Crates.io Documentation License

Lightweight Axum server for real-time WiFi sensing with RuVector signal processing.

Overview

wifi-densepose-sensing-server is the operational backend for WiFi-DensePose. It receives raw CSI frames from ESP32 hardware over UDP, runs them through the RuVector-powered signal processing pipeline, and broadcasts processed sensing updates to browser clients via WebSocket. A built-in static file server hosts the sensing UI on the same port.

The crate ships both a library (wifi_densepose_sensing_server) exposing the training and inference modules, and a binary (sensing-server) that starts the full server stack.

Integrates wifi-densepose-wifiscan for multi-BSSID WiFi scanning per ADR-022 Phase 3.

Features

  • UDP CSI ingestion -- Receives ESP32 CSI frames on port 5005 and parses them into the internal CsiFrame representation.
  • Vital sign detection -- Pure-Rust FFT-based breathing rate (0.1--0.5 Hz) and heart rate (0.67--2.0 Hz) estimation from CSI amplitude time series (ADR-021).
  • RVF container -- Standalone binary container format for packaging model weights, metadata, and configuration into a single .rvf file with 64-byte aligned segments.
  • RVF pipeline -- Progressive model loading with streaming segment decoding.
  • Graph Transformer -- Cross-attention bottleneck between antenna-space CSI features and the COCO 17-keypoint body graph, followed by GCN message passing (ADR-023 Phase 2).
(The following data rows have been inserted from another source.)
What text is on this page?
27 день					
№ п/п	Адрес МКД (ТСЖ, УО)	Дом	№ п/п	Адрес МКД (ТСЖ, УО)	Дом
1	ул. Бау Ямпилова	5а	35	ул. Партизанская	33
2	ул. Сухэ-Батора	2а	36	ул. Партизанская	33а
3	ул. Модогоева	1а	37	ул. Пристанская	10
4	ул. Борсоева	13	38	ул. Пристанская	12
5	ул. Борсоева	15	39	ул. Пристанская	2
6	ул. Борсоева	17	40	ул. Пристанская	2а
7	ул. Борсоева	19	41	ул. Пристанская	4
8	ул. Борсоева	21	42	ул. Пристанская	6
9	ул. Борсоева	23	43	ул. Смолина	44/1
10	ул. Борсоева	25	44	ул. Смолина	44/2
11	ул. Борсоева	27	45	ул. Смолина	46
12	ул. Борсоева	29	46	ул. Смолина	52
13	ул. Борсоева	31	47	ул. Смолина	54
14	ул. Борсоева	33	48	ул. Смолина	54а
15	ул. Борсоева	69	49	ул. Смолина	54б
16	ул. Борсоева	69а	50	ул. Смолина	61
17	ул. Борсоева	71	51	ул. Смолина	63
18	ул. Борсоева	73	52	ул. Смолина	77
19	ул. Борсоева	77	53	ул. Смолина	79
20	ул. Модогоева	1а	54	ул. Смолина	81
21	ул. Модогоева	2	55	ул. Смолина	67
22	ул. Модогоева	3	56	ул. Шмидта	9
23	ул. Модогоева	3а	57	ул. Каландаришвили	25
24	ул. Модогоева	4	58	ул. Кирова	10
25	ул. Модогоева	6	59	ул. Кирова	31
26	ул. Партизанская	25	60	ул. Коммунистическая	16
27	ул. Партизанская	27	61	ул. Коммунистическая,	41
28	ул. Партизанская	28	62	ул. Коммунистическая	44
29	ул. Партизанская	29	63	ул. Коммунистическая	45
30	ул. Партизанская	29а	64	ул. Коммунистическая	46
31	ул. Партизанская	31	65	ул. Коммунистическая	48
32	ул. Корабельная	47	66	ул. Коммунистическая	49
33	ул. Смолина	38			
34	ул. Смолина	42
Pure std, no ML dependencies.
  • SONA adaptation -- LoRA + EWC++ online adaptation for environment drift without catastrophic forgetting (ADR-023 Phase 5).
  • Contrastive CSI embeddings -- Self-supervised SimCLR-style pretraining with InfoNCE loss, projection head, fingerprint indexing, and cross-modal pose alignment (ADR-024).
  • Sparse inference -- Activation profiling, sparse matrix-vector multiply, INT8/FP16 quantization, and a full sparse inference engine for edge deployment (ADR-023 Phase 6).
  • Dataset pipeline -- Training dataset loading and batching.
  • Multi-BSSID scanning -- Windows netsh integration for BSSID discovery via wifi-densepose-wifiscan (ADR-022).
  • WebSocket broadcast -- Real-time sensing updates pushed to all connected clients at ws://localhost:8765/ws/sensing.
  • Static file serving -- Hosts the sensing UI on port 8080 with CORS headers.

Modules

Module Description
vital_signs Breathing and heart rate extraction via FFT spectral analysis
rvf_container RVF binary format builder and reader
rvf_pipeline Progressive model loading from RVF containers
graph_transformer Graph Transformer + GCN for CSI-to-pose estimation
trainer Training loop orchestration
dataset Training data loading and batching
sona LoRA adapters and EWC++ continual learning
sparse_inference Neuron profiling, sparse matmul, INT8/FP16 quantization
embedding Contrastive CSI embedding model and fingerprint index

Quick Start

# Build the server
cargo build -p wifi-densepose-sensing-server

# Run with default settings (HTTP :8080, UDP :5005, WS :8765)
cargo run -p wifi-densepose-sensing-server

# Run with custom ports
cargo run -p wifi-densepose-sensing-server -- \
    --http-port 9000 \
    --udp-port 5005 \
    --static-dir ./ui

Using as a library

use wifi_densepose_sensing_server::vital_signs::VitalSignDetector;

// Create a detector with 20 Hz sample rate
let mut detector = VitalSignDetector::new(20.0);

// Feed CSI amplitude samples
for amplitude in csi_amplitudes.iter() {
    detector.push_sample(*amplitude);
}

// Extract vital signs
if let Some(vitals) = detector.detect() {
    println!("Breathing: {:.1} BPM", vitals.breathing_rate_bpm);
    println!("Heart rate: {:.0} BPM", vitals.heart_rate_bpm);
}

Architecture

ESP32 ──UDP:5005──> [ CSI Receiver ]
                          |
                    [ Signal Pipeline ]
                    (vital_signs, graph_transformer, sona)
                          |
                    [ WebSocket Broadcast ]
                          |
Browser <──WS:8765── [ Axum Server :8080 ] ──> Static UI files
Crate Role
wifi-densepose-wifiscan Multi-BSSID WiFi scanning (ADR-022)
wifi-densepose-core Shared types and traits
wifi-densepose-signal CSI signal processing algorithms
wifi-densepose-hardware ESP32 hardware interfaces
wifi-densepose-wasm Browser WASM bindings for the sensing UI
wifi-densepose-train Full training pipeline with ruvector
wifi-densepose-mat Disaster detection module

License

MIT OR Apache-2.0